The QUOTE-HIV questionnaire differs from traditional patient satisfaction questionnaires in several respects. Firstly, unlike most satisfaction instruments, QUOTE-HIV offers an importance as well as a performance component so the importance component can be added as a weight factor in the judgement of quality of care. For an aspect with a low performance score that is not rated as highly important one can determine whether improvement is needed, unlike those in which an interaction between performance and importance scores gives a high quality improvement score. The QUOTE-HIV questionnaire is therefore exceedingly useful for identifying aspects that really need improvement. Secondly, patients played a crucial role in the development of this instrument, which ensures that the items important to them are included. As a result, an equal number of items encountered specifically by HIV infected patients as well as known patient satisfaction items were generated.
The QUOTE-HIV is a questionnaire developed from the patients’ perspective to judge the quality of care for patients infected with HIV.
Unlike most satisfaction instruments, QUOTE-HIV has an importance as well as a performance component.
The QUOTE-HIV instrument allows a quality improvement score to be calculated which indicates where quality improvement might be most useful.
In table 4 a quality improvement score of 3.5 for GPs is shown for the aspect “give information about my HIV medication”. The QUOTE-HIV questionnaire therefore indicates the need for an education course for GPs in which more attention is paid to the use of HIV medication.
To limit the number of items in the questionnaire it could be restricted to a single time rating of the importance of an item in general. We wanted to compare importance scores as well as performance scores for GPs and HIV specialists and therefore asked for an importance rating for each healthcare provider separately.
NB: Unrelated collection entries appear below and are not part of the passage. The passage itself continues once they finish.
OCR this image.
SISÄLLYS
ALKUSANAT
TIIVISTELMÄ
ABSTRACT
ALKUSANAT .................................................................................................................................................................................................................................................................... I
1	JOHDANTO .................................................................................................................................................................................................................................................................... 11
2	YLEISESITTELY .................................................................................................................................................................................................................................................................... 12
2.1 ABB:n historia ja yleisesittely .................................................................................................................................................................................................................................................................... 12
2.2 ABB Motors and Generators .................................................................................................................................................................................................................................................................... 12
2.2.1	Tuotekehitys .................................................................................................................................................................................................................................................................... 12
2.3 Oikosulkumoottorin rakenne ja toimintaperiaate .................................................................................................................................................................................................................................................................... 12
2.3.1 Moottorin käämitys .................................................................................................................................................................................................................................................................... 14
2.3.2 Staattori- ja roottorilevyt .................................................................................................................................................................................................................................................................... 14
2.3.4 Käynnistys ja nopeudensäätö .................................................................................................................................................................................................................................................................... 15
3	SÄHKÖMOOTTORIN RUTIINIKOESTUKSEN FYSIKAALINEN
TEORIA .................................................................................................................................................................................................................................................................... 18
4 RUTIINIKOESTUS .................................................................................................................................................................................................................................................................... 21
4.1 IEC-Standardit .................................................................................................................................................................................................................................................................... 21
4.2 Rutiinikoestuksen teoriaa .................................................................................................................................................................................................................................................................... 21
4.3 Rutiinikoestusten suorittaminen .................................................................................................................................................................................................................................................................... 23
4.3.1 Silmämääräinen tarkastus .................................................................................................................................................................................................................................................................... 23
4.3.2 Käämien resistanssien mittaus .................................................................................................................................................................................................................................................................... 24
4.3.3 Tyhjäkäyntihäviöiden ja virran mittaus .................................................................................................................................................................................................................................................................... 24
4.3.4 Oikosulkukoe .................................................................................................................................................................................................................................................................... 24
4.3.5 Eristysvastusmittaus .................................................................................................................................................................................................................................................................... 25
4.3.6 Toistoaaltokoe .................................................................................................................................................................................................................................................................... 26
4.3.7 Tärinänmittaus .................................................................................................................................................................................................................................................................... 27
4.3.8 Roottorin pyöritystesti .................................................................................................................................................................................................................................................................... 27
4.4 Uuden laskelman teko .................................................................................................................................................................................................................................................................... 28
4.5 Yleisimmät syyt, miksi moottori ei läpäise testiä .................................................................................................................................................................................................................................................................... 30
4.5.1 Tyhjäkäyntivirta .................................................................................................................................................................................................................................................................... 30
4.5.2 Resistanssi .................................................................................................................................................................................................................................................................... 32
Further research is needed for specific patient groups. We did not look at different disease categories or medication use; future studies should validate the instrument for specific categories.
We consider that this instrument can be used widely although some adaptation to the local situation in other parts of Europe might be warranted. Healthcare systems in Europe differ between countries and sometimes between regions in the same country, so the instrument has been provided with a method to adapt it to specific characteristics of health care. For such cross-cultural validation, additional focus group discussions with patients will play an important role. The scope of the instrument is not limited to providers but can be used for functions of care such as the provision of care for non-institutionalised patients with HIV.